The regulatory waiver given to the largest bank of the U.S., Bank of America Corp (NYSE:BAC), has been praised by another Securities and Exchange Commission member who called it a “breakthrough” in commission’s methods to handle waivers. Earlier last month, SEC announced short-term regulatory waiver for the bank allowing it to sell shares in its hedge funds.
Kara Stein, Security and Exchange Commission Democratic Member, was all praise for the waiver under which Bank of America Corp (NYSE:BAC) could sell more shares under private deals by hiring an independent compliance expert to monitor the overall process. She added,
“This approach represents a breakthrough in the commission’s method of handling waivers, and I hope to see more of this and other thoughtful approaches in the future.”
The waiver offered last month allows Bank of America to sell shares under hedge funds, startups and similar private offerings for its institutional and wealthy customers. At the time of granting of the waiver, Stein along with another Democratic commissioner, Luis Aguilar, were against the waiver citing extra leniency from the commission for Wall Street Firms. However, Daniel Gallagher and Michael Piwowar, Republican Commissioners of SEC, backed these waivers.
Mr.
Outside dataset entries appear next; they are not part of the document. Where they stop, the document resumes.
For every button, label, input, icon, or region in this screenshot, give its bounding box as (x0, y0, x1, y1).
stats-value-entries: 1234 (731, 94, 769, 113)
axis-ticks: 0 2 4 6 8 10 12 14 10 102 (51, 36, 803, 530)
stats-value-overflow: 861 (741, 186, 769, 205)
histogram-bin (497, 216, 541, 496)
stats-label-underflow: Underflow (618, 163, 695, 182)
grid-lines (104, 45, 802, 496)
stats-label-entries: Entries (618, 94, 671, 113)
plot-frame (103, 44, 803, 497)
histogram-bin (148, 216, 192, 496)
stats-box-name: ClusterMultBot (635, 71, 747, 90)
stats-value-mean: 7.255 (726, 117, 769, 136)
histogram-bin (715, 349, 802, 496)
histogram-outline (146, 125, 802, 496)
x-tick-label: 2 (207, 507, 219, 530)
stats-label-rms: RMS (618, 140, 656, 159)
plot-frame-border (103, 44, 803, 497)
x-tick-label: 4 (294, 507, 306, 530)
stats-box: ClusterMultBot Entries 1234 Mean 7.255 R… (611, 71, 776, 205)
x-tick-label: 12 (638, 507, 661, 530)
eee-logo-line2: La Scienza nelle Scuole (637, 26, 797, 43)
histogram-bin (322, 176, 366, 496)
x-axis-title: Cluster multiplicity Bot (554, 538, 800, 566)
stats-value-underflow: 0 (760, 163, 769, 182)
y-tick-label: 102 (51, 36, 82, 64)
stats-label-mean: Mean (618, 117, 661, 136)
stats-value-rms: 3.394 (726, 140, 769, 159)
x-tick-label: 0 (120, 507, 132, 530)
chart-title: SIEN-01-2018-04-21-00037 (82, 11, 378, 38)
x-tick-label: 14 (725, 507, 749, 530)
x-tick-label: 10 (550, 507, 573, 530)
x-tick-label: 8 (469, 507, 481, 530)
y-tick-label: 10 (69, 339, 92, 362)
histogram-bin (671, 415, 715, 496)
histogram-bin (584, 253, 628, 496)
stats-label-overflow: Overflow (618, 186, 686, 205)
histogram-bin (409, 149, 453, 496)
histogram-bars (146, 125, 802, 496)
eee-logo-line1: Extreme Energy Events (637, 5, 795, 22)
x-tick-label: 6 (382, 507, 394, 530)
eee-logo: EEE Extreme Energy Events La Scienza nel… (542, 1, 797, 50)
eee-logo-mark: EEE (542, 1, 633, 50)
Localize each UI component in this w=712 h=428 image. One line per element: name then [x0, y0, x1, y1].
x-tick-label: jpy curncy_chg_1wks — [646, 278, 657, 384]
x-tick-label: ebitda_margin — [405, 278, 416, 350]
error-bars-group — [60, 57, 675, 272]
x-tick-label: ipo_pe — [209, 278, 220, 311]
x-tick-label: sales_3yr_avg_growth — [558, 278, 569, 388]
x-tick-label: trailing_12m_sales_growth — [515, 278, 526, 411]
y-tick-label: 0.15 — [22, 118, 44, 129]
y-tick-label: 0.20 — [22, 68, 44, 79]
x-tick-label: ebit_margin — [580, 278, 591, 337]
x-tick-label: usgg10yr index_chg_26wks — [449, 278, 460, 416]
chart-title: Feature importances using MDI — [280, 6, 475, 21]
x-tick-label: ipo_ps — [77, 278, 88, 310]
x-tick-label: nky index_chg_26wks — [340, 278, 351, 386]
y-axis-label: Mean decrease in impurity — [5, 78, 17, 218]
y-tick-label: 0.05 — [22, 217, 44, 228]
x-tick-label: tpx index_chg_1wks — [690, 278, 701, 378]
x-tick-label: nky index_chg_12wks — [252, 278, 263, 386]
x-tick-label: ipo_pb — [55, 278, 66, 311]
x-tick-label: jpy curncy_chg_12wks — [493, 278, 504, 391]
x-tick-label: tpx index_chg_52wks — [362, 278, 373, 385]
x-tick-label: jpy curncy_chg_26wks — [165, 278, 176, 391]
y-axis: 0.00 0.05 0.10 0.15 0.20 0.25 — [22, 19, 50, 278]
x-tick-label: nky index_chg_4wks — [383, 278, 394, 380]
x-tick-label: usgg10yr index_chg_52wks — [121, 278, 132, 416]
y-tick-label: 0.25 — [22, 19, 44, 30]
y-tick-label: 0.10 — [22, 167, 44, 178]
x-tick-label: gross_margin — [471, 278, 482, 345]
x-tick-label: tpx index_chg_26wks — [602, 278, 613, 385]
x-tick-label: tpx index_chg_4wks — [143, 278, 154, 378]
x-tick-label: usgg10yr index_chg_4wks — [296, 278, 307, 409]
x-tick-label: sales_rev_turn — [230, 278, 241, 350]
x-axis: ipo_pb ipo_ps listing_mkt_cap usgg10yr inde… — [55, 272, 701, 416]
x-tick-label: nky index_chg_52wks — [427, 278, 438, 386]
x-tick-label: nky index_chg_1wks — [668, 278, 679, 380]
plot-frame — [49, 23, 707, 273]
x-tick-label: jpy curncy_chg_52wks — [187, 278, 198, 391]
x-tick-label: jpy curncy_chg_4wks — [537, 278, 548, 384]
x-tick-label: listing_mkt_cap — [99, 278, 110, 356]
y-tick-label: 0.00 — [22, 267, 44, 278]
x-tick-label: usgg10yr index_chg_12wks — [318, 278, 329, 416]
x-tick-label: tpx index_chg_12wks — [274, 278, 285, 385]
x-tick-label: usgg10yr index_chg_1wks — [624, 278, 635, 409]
Gallagher later said that it is important to process waivers “dispassionately” and added,
“If we are going to deny waivers as a way of inflicting additional punishment for past wrongdoing, essentially treating disqualifications as enforcement remedies, then I will have to re-evaluate whether I can vote on an overall enforcement case without considering waiver issues at the same time.”
This is a relief for Bank of America Corp (NYSE:BAC), which paid settlements amounting to $16.65 billion this summer and the settlement triggered multiple “bad actor” rules against the bank disqualifying it from certain investment practices.
Prior to this statement from Stein, both Stein and Aguilar have opposed full-blown waivers given to the financial institutions breaking laws citing zero incentives for restricting bad investing practices.